Secure my mobile devices

There isn't much you can't do on the go using a laptop, smartphone, tablet or some new mobile gizmo or other. We're all busy using these portable mini-computers to shop, bank, work, get directions, read reviews, take pictures, make videos and connect with family and friends. With so much that is important and useful to you in the palm of your hand, security is paramount.

Find out about the main risks to your device and how to protect your data.

At a glance

 Use a good password or PIN and make sure your device locks automatically when not in use

 Only install apps from locations you trust and apply security updates

 Set up a ‘remote wipe’ feature if available, in case your device gets lost or stolen

 
AT OXFORD

Securing your device

The most common modern mobile devices are built pretty securely – you just need to follow some simple steps to vastly reduce the risk of malware or data loss. However, some University data may not be appropriate for use on mobile devices – particularly personal phones and tablets. Ultimately, your head of department is likely to be accountable for ensuring the safe use of mobile devices and for making sure you know what data you are, and are not, allowed to use. To comply with the University’s policies on managing mobile devices you must follow the rules below.

 

Good

  • Make sure your personal device is secured by following the simple steps below

     

Better

  • Use a University-issued device
  • Use a longer PIN or passphrase and/or biometric (e.g. fingerprint scanner) if available

Best

  • Use a University-issued device that is maintained by your IT team’s mobile device management tool

     

How to

Here are some tips on how to meet the University's security requirements on some common devices. 

 

Requirement

iPhone

Android

 

 


Set a PIN of at least 4 digits

 

Settings > Passcode is set

Settings > Security > Screen Lock is set to “PIN” or “Password”


Configure auto-lock

Settings > General > “Auto-Lock” is not set to “Never”

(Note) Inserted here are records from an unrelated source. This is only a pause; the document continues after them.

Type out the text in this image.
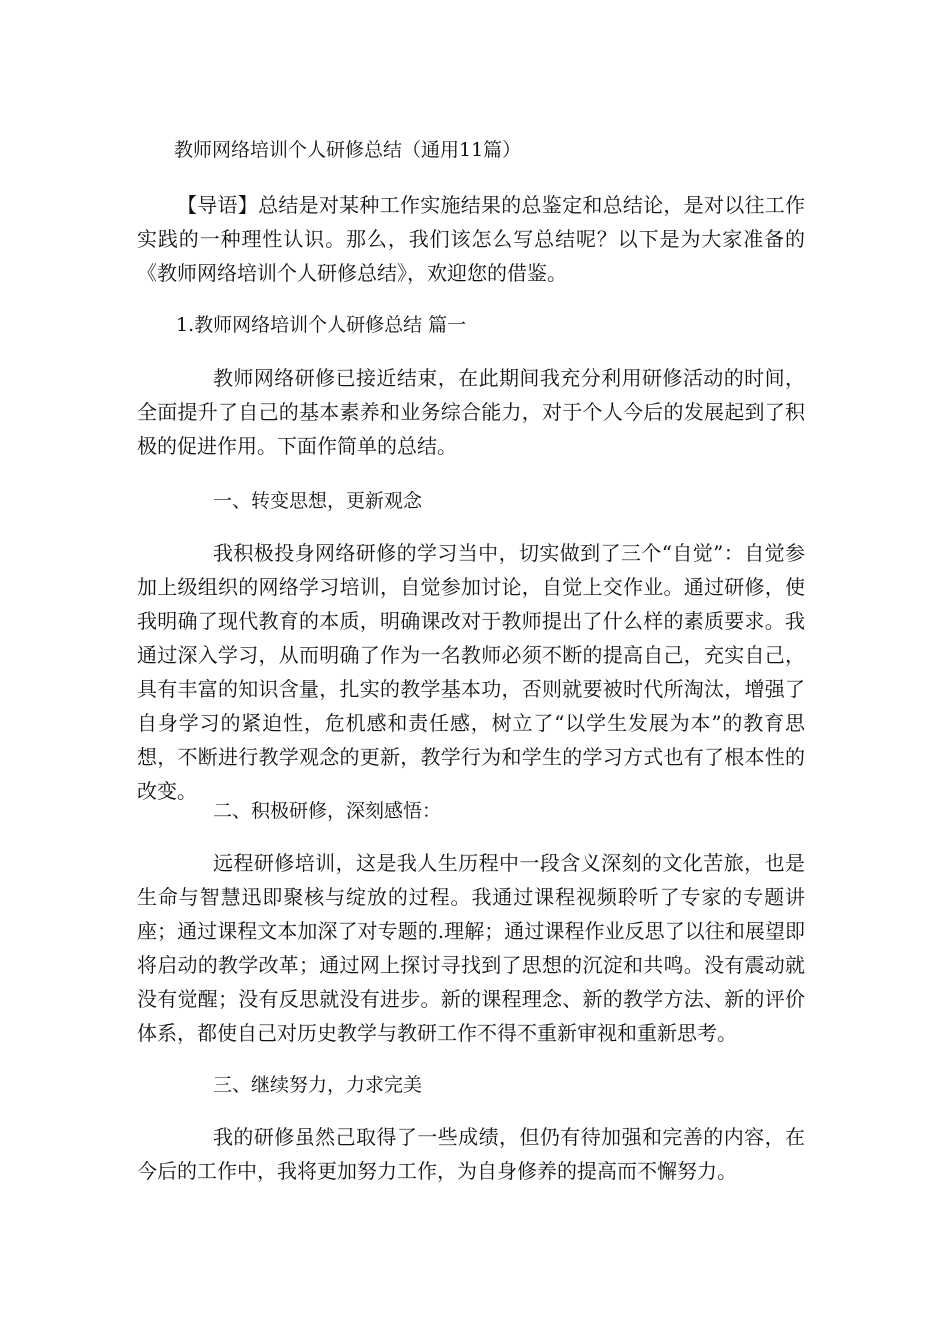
教师网络培训个人研修总结（通用11篇）
【导语】总结是对某种工作实施结果的总鉴定和总结论，是对以往工作实践的一种理性认识。那么，我们该怎么写总结呢？以下是为大家准备的《教师网络培训个人研修总结》，欢迎您的借鉴。
1.教师网络培训个人研修总结 篇一
教师网络研修已接近结束，在此期间我充分利用研修活动的时间，全面提升了自己的基本素养和业务综合能力，对于个人今后的发展起到了积极的促进作用。下面作简单的总结。
一、转变思想，更新观念
我积极投身网络研修的学习当中，切实做到了三个“自觉”：自觉参加上级组织的网络学习培训，自觉参加讨论，自觉上交作业。通过研修，使我明确了现代教育的本质，明确课改对于教师提出了什么样的素质要求。我通过深入学习，从而明确了作为一名教师必须不断的提高自己，充实自己，具有丰富的知识含量，扎实的教学基本功，否则就要被时代所淘汰，增强了自身学习的紧迫性，危机感和责任感，树立了“以学生发展为本”的教育思想，不断进行教学观念的更新，教学行为和学生的学习方式也有了根本性的改变。
二、积极研修，深刻感悟：
远程研修培训，这是我人生历程中一段含义深刻的文化苦旅，也是生命与智慧迅即聚核与绽放的过程。我通过课程视频聆听了专家的专题讲座；通过课程文本加深了对专题的.理解；通过课程作业反思了以往和展望即将启动的教学改革；通过网上探讨寻找到了思想的沉淀和共鸣。没有震动就没有觉醒；没有反思就没有进步。新的课程理念、新的教学方法、新的评价体系，都使自己对历史教学与教研工作不得不重新审视和重新思考。
三、继续努力，力求完美
我的研修虽然己取得了一些成绩，但仍有待加强和完善的内容，在今后的工作中，我将更加努力工作，为自身修养的提高而不懈努力。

Settings > Security > “Automatically Lock” is set to “5 minutes” or less


Set up remote wipe

Settings > iCloud > Find My iPhone is turned on 

Phone is signed into Google account and location services are turned on


Enable encryption

Automatic when a PIN is set

Automatic by default

 


Use safe apps

Only install apps from the Apple App Store, Google Play store, your handset’s vendor or your mobile network provider


Implement security updates

Respond to prompts to apply updates within a week and regularly apply updates to all apps

Monitor whether your vendor has ended support for your device and keep an eye on the list of approved devices

THE BASICS

Problems with portability

Portability has its own particular security implications for your device and data.

  • The smaller and more portable your device, the more easily it can get lost, damaged or stolen
  • Your data can be intercepted if you connect to insecure or rogue wifi networks
  • Portable devices can get hacked and pick up viruses and other malware just like any other computer
  • You are more exposed to ‘shoulder surfing’ – always check no one's looking over your shoulder or earwigging any confidential conversations

Simply keeping your wits about you will go a long way to protecting your devices as you move around. For the rest, check out the advice below.

Securing your smartphone or tablet

Phones get dropped. Pockets get picked. Tablets get left on bus seats. Accidents and mishaps happen. But there are things you can do to protect your data even if your device gets broken, lost or stolen.

Always set a password/PIN-protected lock-screen to come on automatically when you are not using your device. Ideally, change the default settings so you can use a longer PIN or passphrase. And if your device has fingerprint ID or other advanced security, use that. On smartphones, encryption is often also enabled automatically when you set up a password/PIN (though do check the user guide for your model).

Set your device to ‘erase data’ and/or lock if the wrong password is entered too many times.

Set up a ‘remote wipe’ feature if one is available for your device. If your device is lost or stolen, this will enable you to erase your personal data remotely.

Make sure you have a master copy saved somewhere else of any documents you carry or edit on your mobile device.

Install security updates to your device and the apps you have on it. This helps protect the operating system from the latest malware.

Don't be tempted to ‘jailbreak’ your device. What your mobile device can access and download is deliberately limited to reduce your exposure to malware, so overriding these restrictions is not recommended.

Only install apps from trusted locations. In practice, this means only using the app store which came with your device - this will be Apple Store, Google Play or Microsoft Store. There may be other stores available for your device, especially in your home country if you don't live in the UK or US. If these are large and reputable they are probably safe to use, but you should still be careful when it comes to any app which asks for sensitive data, such as passwords or credit card details. It goes without saying that you should never use any app store which offers free (pirated) copies of popular apps - they're frequently loaded with malware.